Bernhard von Rothbart scratched at a sore on his chin with a snow-white feather, then hurled it as a dart at the chart hanging above the bookshelves. The quill’s sharp end stabbed through the buried feet of the dunghill cock, Gallus gallus faeces, drawn with a scarab clutched in its beak.

“A noble bird,” von Rothbart muttered as he bit clean his fingernails, “begins base and eats noble things.”

He expected his daughter to look up from a book and answer, “Yes, Papa,” but there was only silence. Above him, in the massive wrought iron cage, the wappentier shifted its dark wings. One beak yawned while the other preened. A musky odor drifted down.

Why wasn’t Odile studying the remarkable lineage of doves?

Von Rothbart climbed down the stairs. Peered into room after room of the tower. A sullen chanticleer pecked near the coatrack.
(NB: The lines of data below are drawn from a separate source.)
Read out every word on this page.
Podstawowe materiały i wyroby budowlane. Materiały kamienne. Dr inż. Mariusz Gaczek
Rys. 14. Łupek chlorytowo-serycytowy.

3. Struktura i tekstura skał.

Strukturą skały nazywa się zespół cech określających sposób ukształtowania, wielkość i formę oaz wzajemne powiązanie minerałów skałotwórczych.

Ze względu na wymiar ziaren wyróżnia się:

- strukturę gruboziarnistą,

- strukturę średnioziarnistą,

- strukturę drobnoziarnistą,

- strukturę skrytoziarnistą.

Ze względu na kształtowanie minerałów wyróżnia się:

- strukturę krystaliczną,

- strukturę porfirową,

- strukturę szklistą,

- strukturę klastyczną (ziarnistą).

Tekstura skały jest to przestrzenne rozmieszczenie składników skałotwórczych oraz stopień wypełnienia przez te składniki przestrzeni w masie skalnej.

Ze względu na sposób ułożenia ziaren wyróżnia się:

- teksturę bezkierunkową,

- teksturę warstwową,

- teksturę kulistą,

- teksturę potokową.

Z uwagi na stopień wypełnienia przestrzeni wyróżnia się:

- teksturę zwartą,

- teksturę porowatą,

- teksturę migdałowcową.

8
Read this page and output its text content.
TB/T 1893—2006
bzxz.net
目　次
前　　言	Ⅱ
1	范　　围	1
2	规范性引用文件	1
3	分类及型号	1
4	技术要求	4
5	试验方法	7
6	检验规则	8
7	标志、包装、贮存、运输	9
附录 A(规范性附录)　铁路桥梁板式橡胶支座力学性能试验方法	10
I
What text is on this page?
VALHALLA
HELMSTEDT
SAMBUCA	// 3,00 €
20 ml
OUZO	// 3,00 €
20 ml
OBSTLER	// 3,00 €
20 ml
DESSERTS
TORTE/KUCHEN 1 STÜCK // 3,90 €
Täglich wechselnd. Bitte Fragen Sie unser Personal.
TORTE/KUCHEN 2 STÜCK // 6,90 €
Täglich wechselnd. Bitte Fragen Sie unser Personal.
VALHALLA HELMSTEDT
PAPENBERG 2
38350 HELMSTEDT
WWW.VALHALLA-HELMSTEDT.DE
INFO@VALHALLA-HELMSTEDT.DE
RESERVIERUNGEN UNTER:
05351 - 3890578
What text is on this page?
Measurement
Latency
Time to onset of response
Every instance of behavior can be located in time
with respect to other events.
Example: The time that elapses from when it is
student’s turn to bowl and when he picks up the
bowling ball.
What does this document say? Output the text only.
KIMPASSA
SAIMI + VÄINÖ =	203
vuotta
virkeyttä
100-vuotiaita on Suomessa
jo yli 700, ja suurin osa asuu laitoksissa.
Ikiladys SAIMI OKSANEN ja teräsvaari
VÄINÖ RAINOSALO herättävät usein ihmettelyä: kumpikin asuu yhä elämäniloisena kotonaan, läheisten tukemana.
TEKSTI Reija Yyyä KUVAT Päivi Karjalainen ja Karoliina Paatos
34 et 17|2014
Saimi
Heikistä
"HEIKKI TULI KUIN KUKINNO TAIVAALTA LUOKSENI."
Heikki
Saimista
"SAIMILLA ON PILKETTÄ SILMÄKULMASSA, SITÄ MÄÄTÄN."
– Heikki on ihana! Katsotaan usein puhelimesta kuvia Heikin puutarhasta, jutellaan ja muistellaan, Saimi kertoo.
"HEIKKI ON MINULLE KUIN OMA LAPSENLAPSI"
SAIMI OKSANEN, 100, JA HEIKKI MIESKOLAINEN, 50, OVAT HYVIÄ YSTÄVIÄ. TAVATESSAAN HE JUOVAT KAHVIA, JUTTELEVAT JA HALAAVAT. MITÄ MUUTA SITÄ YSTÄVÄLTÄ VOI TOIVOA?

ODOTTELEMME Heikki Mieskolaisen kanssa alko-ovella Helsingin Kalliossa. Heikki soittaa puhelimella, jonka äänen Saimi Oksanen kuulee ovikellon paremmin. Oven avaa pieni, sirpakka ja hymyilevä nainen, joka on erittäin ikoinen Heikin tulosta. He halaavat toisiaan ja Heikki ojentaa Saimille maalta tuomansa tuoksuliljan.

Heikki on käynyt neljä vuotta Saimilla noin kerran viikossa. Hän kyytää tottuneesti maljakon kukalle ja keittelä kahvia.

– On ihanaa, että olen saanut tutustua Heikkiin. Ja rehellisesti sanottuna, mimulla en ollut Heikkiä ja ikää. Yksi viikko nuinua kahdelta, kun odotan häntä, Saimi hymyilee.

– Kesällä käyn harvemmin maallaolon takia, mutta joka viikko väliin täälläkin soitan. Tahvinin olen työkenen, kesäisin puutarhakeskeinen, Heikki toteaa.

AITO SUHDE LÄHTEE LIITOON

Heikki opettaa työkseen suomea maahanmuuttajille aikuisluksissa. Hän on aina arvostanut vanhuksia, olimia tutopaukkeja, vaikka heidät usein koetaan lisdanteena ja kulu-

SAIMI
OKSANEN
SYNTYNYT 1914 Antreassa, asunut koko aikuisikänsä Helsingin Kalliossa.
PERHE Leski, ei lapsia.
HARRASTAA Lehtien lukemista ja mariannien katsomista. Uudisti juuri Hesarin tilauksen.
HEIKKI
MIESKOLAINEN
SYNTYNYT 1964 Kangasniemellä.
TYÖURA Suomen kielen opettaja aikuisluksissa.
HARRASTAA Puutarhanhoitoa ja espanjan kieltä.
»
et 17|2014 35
Von Rothbart paused a moment to recall whether the red-combed bird had been the gardener who had abandoned his sprouts or the glazier who’d installed murky glass.

He hoped to find her in the kitchen and guilty only of brushing crumbs from the pages of his priceless books. But he saw only the new cook, who shied away. Von Rothbart reached above a simmering cauldron to run his fingers along the hot stones until they came back charred black.

Out the main doors, the sorcerer looked out at the wide and tranquil moat encircling his home, and at the swans drifting over its surface. He knew them to be the most indolent of birds. So much so they barely left the water.

He brushed his fingers together. Ash fell to the earth, and the feathers of one gliding swan turned soot-dark and its beak shone like blood.

“Odile,” he called. “Come here!”

The black swan swam to shore and slowly waddled over to stand before von Rothbart. Her neck, as sinuous as any serpent’s, bent low until she touched her head to his boots.

THE BLACK SWAN

Odile felt more defeated than annoyed at being discovered. Despite the principle that, while also a swan, she should be able to tell one of the bevy from the other, Odile had been floating much of the afternoon without finding Elster. Or if she had, the maiden — Odile refused to think of them as pens, despite Papa insisting that was the proper terminology — had remained mute.